Store and Securely Process Sensitive Documents in the Cloud

April 7, 2023

Sensitive documents such as contracts or wills, are critically important for any business to protect – not only because they contain sensitive data but also because they can be irreplaceable. So, how can you improve the privacy and security of such documents when storing them in the cloud, without sacrificing the ability to process them?

Software development is not the only process that has benefitted from the migration of on-premise resources to cloud infrastructure. The same sort of convenience that cloud development platforms have provided to engineers benefits consumers as well. Similar to the ease with which a developer can spin up an S3 bucket with AWS, consumers can use the cloud to seamlessly expand their digital storage for documents, photos, and other files. Moreover, they can handle tasks like payments, appointment scheduling, and identity verification without ever stepping into a bank or mailing a document hardcopy.

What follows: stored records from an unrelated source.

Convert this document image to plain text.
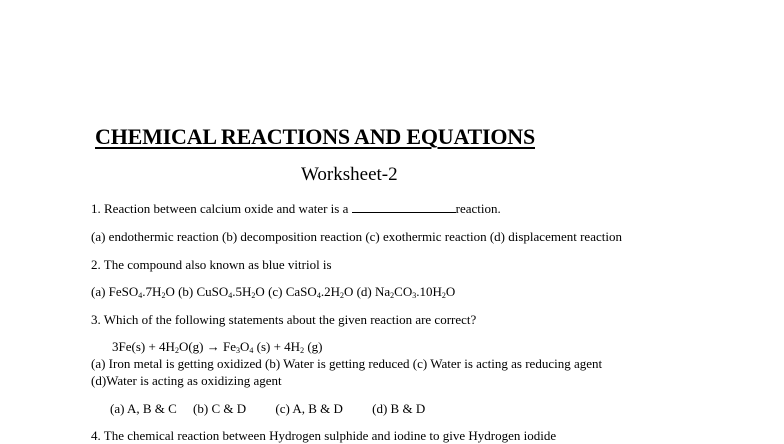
CHEMICAL REACTIONS AND EQUATIONS
Worksheet-2
1. Reaction between calcium oxide and water is a	reaction.
(a) endothermic reaction (b) decomposition reaction (c) exothermic reaction (d) displacement reaction
2. The compound also known as blue vitriol is
(a) $FeSO_4.7H_2O$ (b) $CuSO_4.5H_2O$ (c) $CaSO_4.2H_2O$ (d) $Na_2CO_3.10H_2O$
3. Which of the following statements about the given reaction are correct?
$3Fe(s) + 4H_2O(g) \to Fe_3O_4$ $(s) + 4H_2$ (g)
(a) Iron metal is getting oxidized (b) Water is getting reduced (c) Water is acting as reducing agent
(d)Water is acting as oxidizing agent
(a) A, B & C     (b) C & D         (c) A, B & D         (d) B & D
4. The chemical reaction between Hydrogen sulphide and iodine to give Hydrogen iodide
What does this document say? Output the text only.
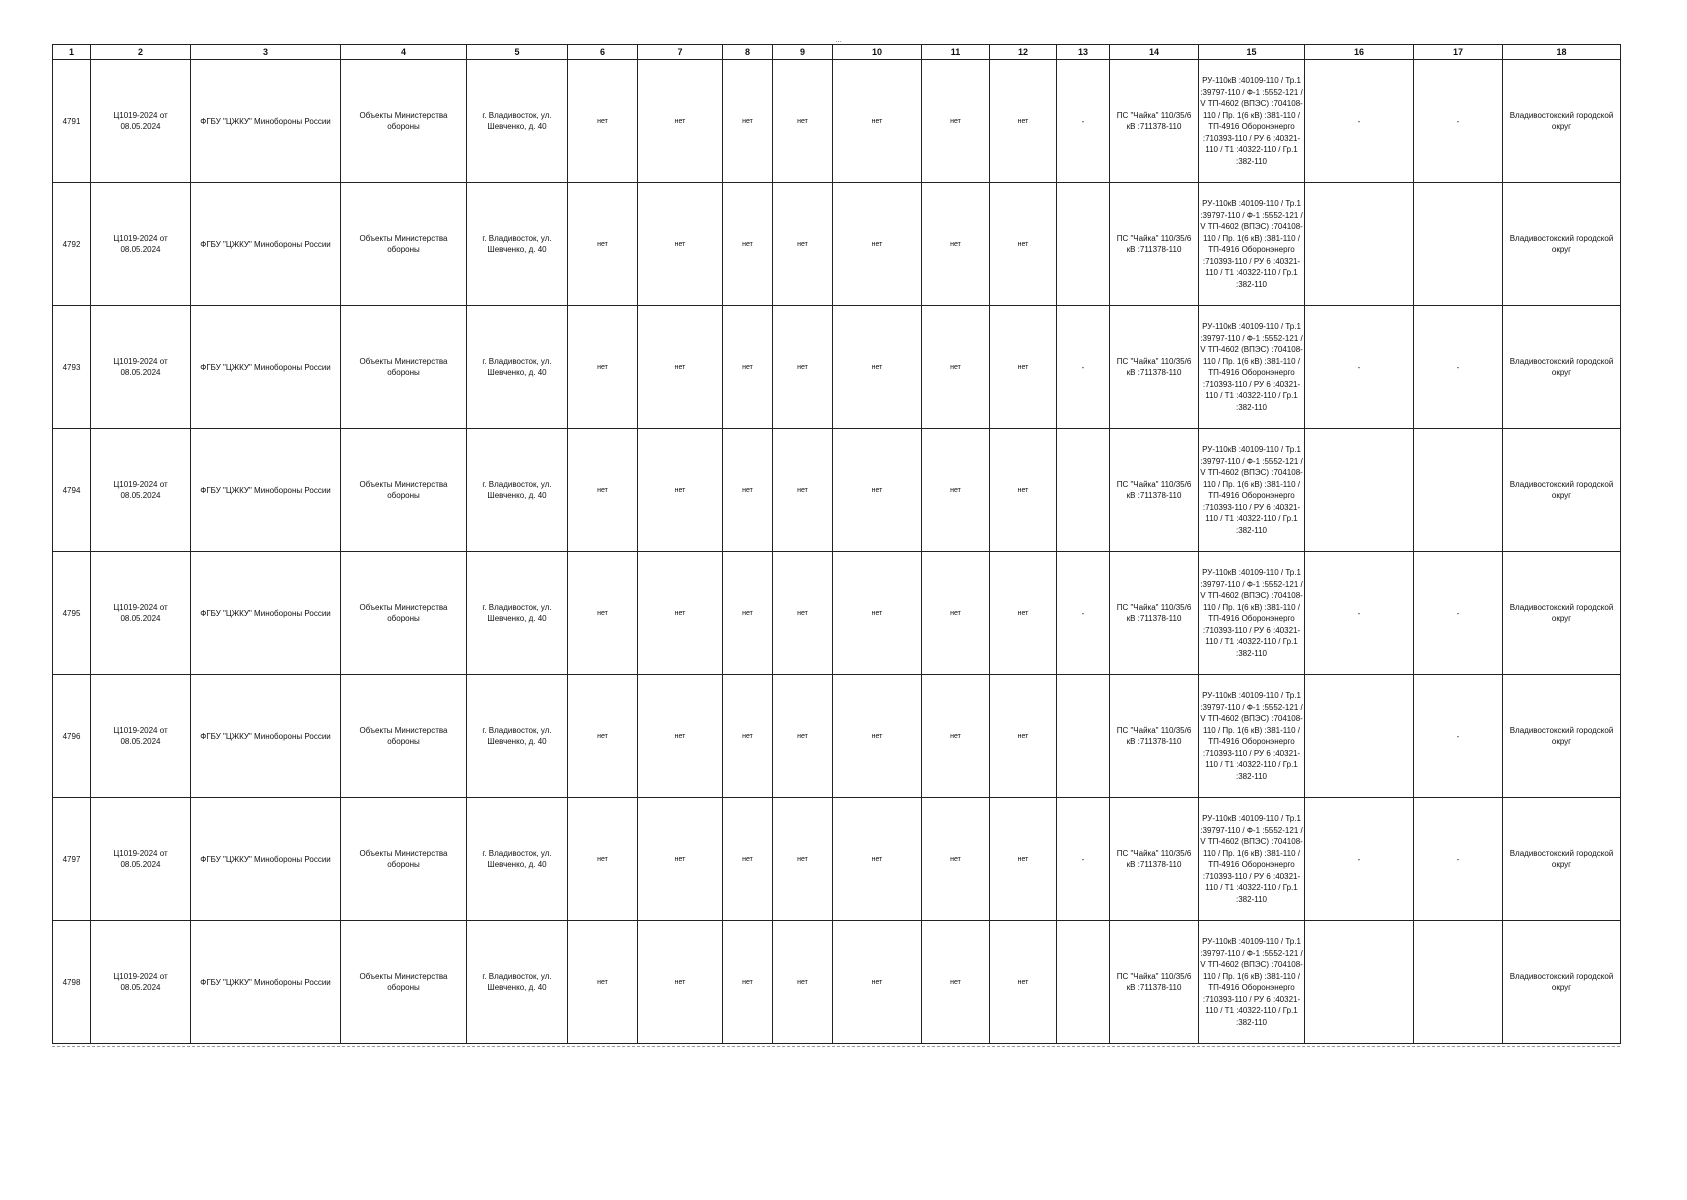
...
1	2	3	4	5	6	7	8	9	10	11	12	13	14	15	16	17	18
4791	Ц1019-2024 от 08.05.2024	ФГБУ "ЦЖКУ" Минобороны России	Объекты Министерства обороны	г. Владивосток, ул. Шевченко, д. 40	нет	нет	нет	нет	нет	нет	нет	-	ПС "Чайка" 110/35/6 кВ :711378-110	РУ-110кВ :40109-110 / Тр.1 :39797-110 / Ф-1 :5552-121 / V ТП-4602 (ВПЭС) :704108-110 / Пр. 1(6 кВ) :381-110 / ТП-4916 Оборонэнерго :710393-110 / РУ 6 :40321-110 / Т1 :40322-110 / Гр.1 :382-110	-	-	Владивостокский городской округ
4792	Ц1019-2024 от 08.05.2024	ФГБУ "ЦЖКУ" Минобороны России	Объекты Министерства обороны	г. Владивосток, ул. Шевченко, д. 40	нет	нет	нет	нет	нет	нет	нет		ПС "Чайка" 110/35/6 кВ :711378-110	РУ-110кВ :40109-110 / Тр.1 :39797-110 / Ф-1 :5552-121 / V ТП-4602 (ВПЭС) :704108-110 / Пр. 1(6 кВ) :381-110 / ТП-4916 Оборонэнерго :710393-110 / РУ 6 :40321-110 / Т1 :40322-110 / Гр.1 :382-110			Владивостокский городской округ
4793	Ц1019-2024 от 08.05.2024	ФГБУ "ЦЖКУ" Минобороны России	Объекты Министерства обороны	г. Владивосток, ул. Шевченко, д. 40	нет	нет	нет	нет	нет	нет	нет	-	ПС "Чайка" 110/35/6 кВ :711378-110	РУ-110кВ :40109-110 / Тр.1 :39797-110 / Ф-1 :5552-121 / V ТП-4602 (ВПЭС) :704108-110 / Пр. 1(6 кВ) :381-110 / ТП-4916 Оборонэнерго :710393-110 / РУ 6 :40321-110 / Т1 :40322-110 / Гр.1 :382-110	-	-	Владивостокский городской округ
4794	Ц1019-2024 от 08.05.2024	ФГБУ "ЦЖКУ" Минобороны России	Объекты Министерства обороны	г. Владивосток, ул. Шевченко, д. 40	нет	нет	нет	нет	нет	нет	нет		ПС "Чайка" 110/35/6 кВ :711378-110	РУ-110кВ :40109-110 / Тр.1 :39797-110 / Ф-1 :5552-121 / V ТП-4602 (ВПЭС) :704108-110 / Пр. 1(6 кВ) :381-110 / ТП-4916 Оборонэнерго :710393-110 / РУ 6 :40321-110 / Т1 :40322-110 / Гр.1 :382-110			Владивостокский городской округ
4795	Ц1019-2024 от 08.05.2024	ФГБУ "ЦЖКУ" Минобороны России	Объекты Министерства обороны	г. Владивосток, ул. Шевченко, д. 40	нет	нет	нет	нет	нет	нет	нет	-	ПС "Чайка" 110/35/6 кВ :711378-110	РУ-110кВ :40109-110 / Тр.1 :39797-110 / Ф-1 :5552-121 / V ТП-4602 (ВПЭС) :704108-110 / Пр. 1(6 кВ) :381-110 / ТП-4916 Оборонэнерго :710393-110 / РУ 6 :40321-110 / Т1 :40322-110 / Гр.1 :382-110	-	-	Владивостокский городской округ
4796	Ц1019-2024 от 08.05.2024	ФГБУ "ЦЖКУ" Минобороны России	Объекты Министерства обороны	г. Владивосток, ул. Шевченко, д. 40	нет	нет	нет	нет	нет	нет	нет		ПС "Чайка" 110/35/6 кВ :711378-110	РУ-110кВ :40109-110 / Тр.1 :39797-110 / Ф-1 :5552-121 / V ТП-4602 (ВПЭС) :704108-110 / Пр. 1(6 кВ) :381-110 / ТП-4916 Оборонэнерго :710393-110 / РУ 6 :40321-110 / Т1 :40322-110 / Гр.1 :382-110		-	Владивостокский городской округ
4797	Ц1019-2024 от 08.05.2024	ФГБУ "ЦЖКУ" Минобороны России	Объекты Министерства обороны	г. Владивосток, ул. Шевченко, д. 40	нет	нет	нет	нет	нет	нет	нет	-	ПС "Чайка" 110/35/6 кВ :711378-110	РУ-110кВ :40109-110 / Тр.1 :39797-110 / Ф-1 :5552-121 / V ТП-4602 (ВПЭС) :704108-110 / Пр. 1(6 кВ) :381-110 / ТП-4916 Оборонэнерго :710393-110 / РУ 6 :40321-110 / Т1 :40322-110 / Гр.1 :382-110	-	-	Владивостокский городской округ
4798	Ц1019-2024 от 08.05.2024	ФГБУ "ЦЖКУ" Минобороны России	Объекты Министерства обороны	г. Владивосток, ул. Шевченко, д. 40	нет	нет	нет	нет	нет	нет	нет		ПС "Чайка" 110/35/6 кВ :711378-110	РУ-110кВ :40109-110 / Тр.1 :39797-110 / Ф-1 :5552-121 / V ТП-4602 (ВПЭС) :704108-110 / Пр. 1(6 кВ) :381-110 / ТП-4916 Оборонэнерго :710393-110 / РУ 6 :40321-110 / Т1 :40322-110 / Гр.1 :382-110			Владивостокский городской округ
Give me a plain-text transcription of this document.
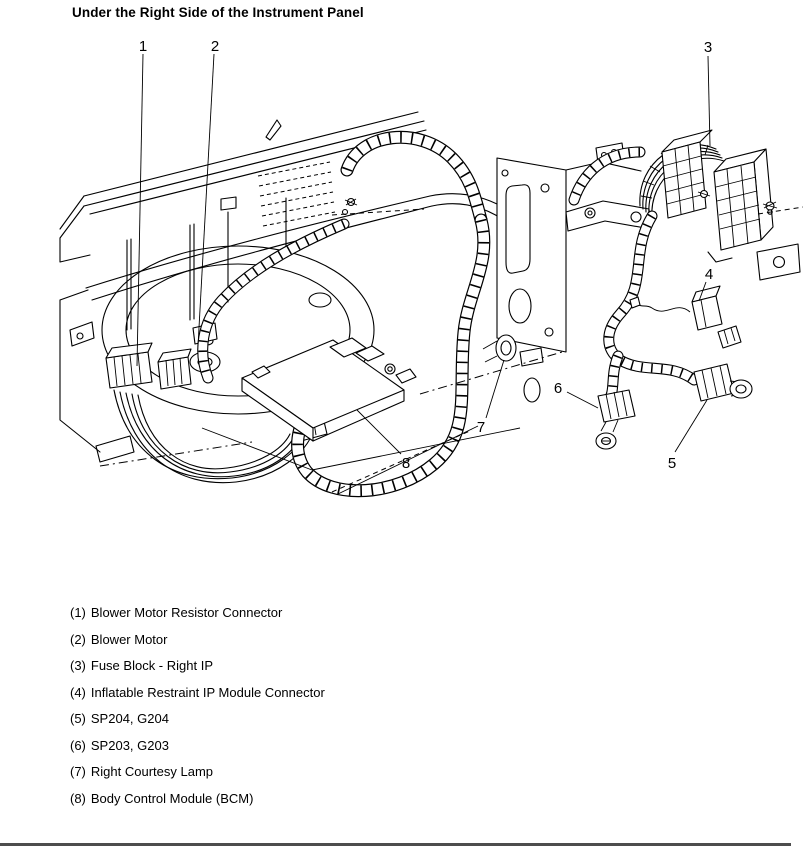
Under the Right Side of the Instrument Panel
1	2	3
4
5
6
7
8
(1) Blower Motor Resistor Connector
(2) Blower Motor
(3) Fuse Block - Right IP
(4) Inflatable Restraint IP Module Connector
(5) SP204, G204
(6) SP203, G203
(7) Right Courtesy Lamp
(8) Body Control Module (BCM)
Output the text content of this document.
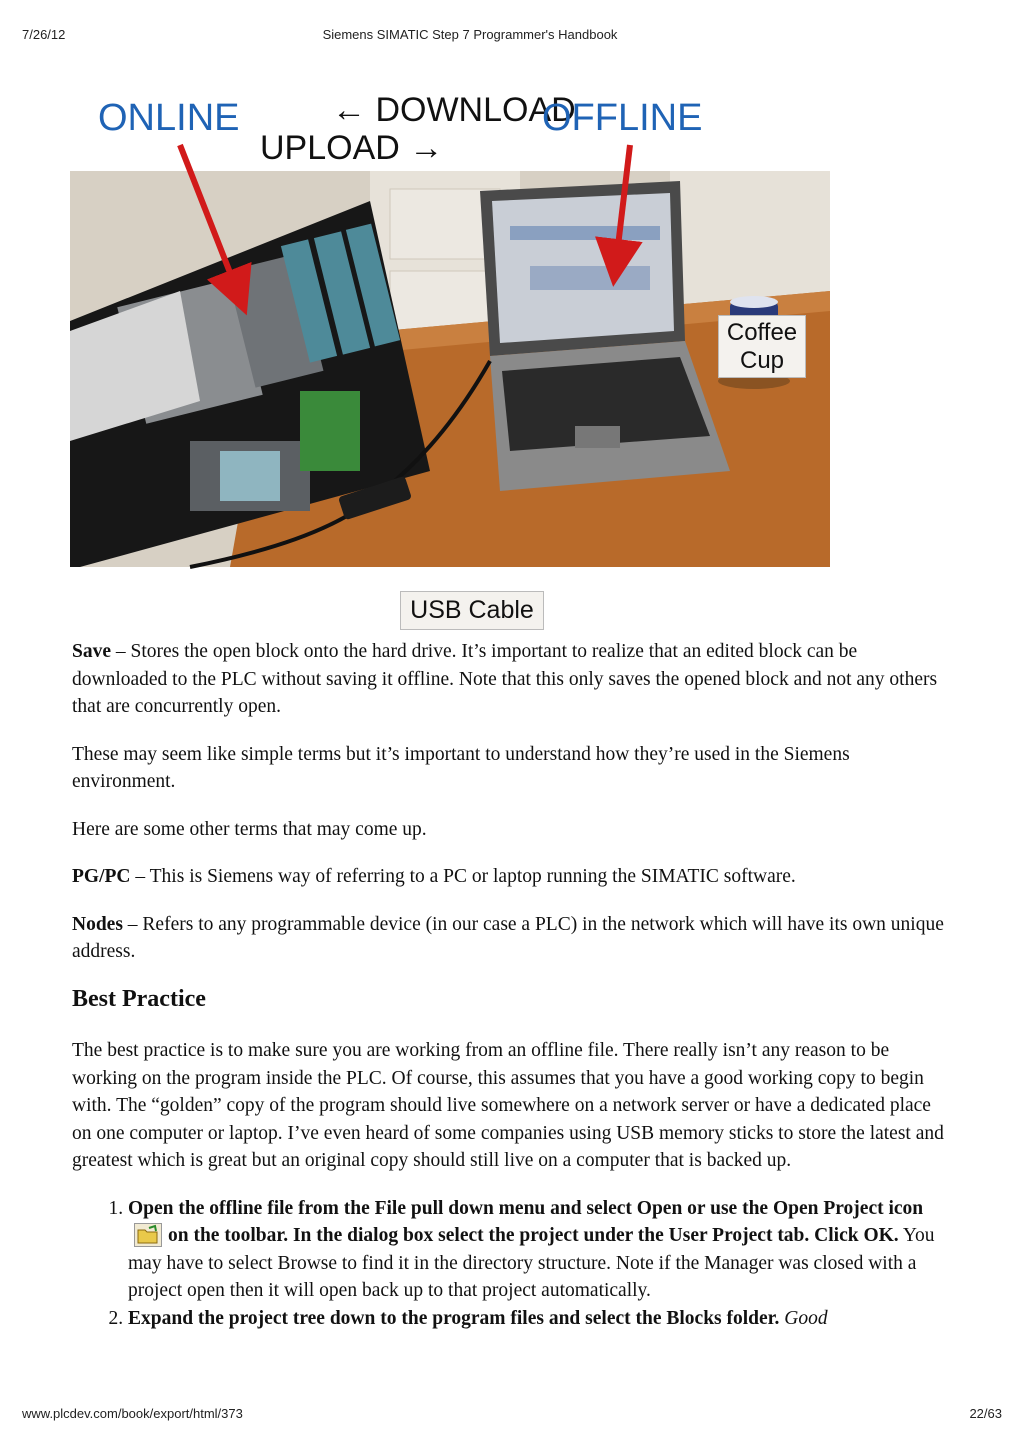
7/26/12	Siemens SIMATIC Step 7 Programmer's Handbook
ONLINE	← DOWNLOAD
UPLOAD →
OFFLINE
Coffee
Cup
USB Cable

Save – Stores the open block onto the hard drive. It’s important to realize that an edited block can be downloaded to the PLC without saving it offline. Note that this only saves the opened block and not any others that are concurrently open.

These may seem like simple terms but it’s important to understand how they’re used in the Siemens environment.

Here are some other terms that may come up.

PG/PC – This is Siemens way of referring to a PC or laptop running the SIMATIC software.

Nodes – Refers to any programmable device (in our case a PLC) in the network which will have its own unique address.

Best Practice

The best practice is to make sure you are working from an offline file. There really isn’t any reason to be working on the program inside the PLC. Of course, this assumes that you have a good working copy to begin with. The “golden” copy of the program should live somewhere on a network server or have a dedicated place on one computer or laptop. I’ve even heard of some companies using USB memory sticks to store the latest and greatest which is great but an original copy should still live on a computer that is backed up.

1. Open the offline file from the File pull down menu and select Open or use the Open Project iconon the toolbar. In the dialog box select the project under the User Project tab. Click OK. You may have to select Browse to find it in the directory structure. Note if the Manager was closed with a project open then it will open back up to that project automatically.
2. Expand the project tree down to the program files and select the Blocks folder. Good
www.plcdev.com/book/export/html/373	22/63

But, while the cloud offers convenience, remote digital storage is confronted with the same challenges as on-premise physical storage when it comes to handling sensitive documents such as driver’s licenses, passports, and social security cards. Chief among those challenges is how to keep sensitive documents, whether virtual or real, private and secure – yet accessible by authorized parties.

In this post, we’ll look at why sensitive documents require special treatment to preserve privacy and security, and the challenges and risks that companies face when storing and processing sensitive documents in the cloud. We’ll also look at how using data privacy vault APIs addresses these challenges and risks to make it easy to store and securely process sensitive documents in the cloud.

Not All Documents Are Created Equal

Some documents are more important than others. A bad actor can wreak far more havoc with your loan application (which contains sensitive data such as your social security number) than with a receipt for a financial transaction. That’s why you might store a physical loan application (along with a passport, social security card, and birth certificate) somewhere safe – like in a locked filing cabinet. On the other hand, you might store a receipt that you’re saving to file expenses with later in an envelope that’s in plain sight. For a receipt, an envelope in plain sight will suffice, and maybe even serve as a reminder for you to actually fill out and submit that expense report.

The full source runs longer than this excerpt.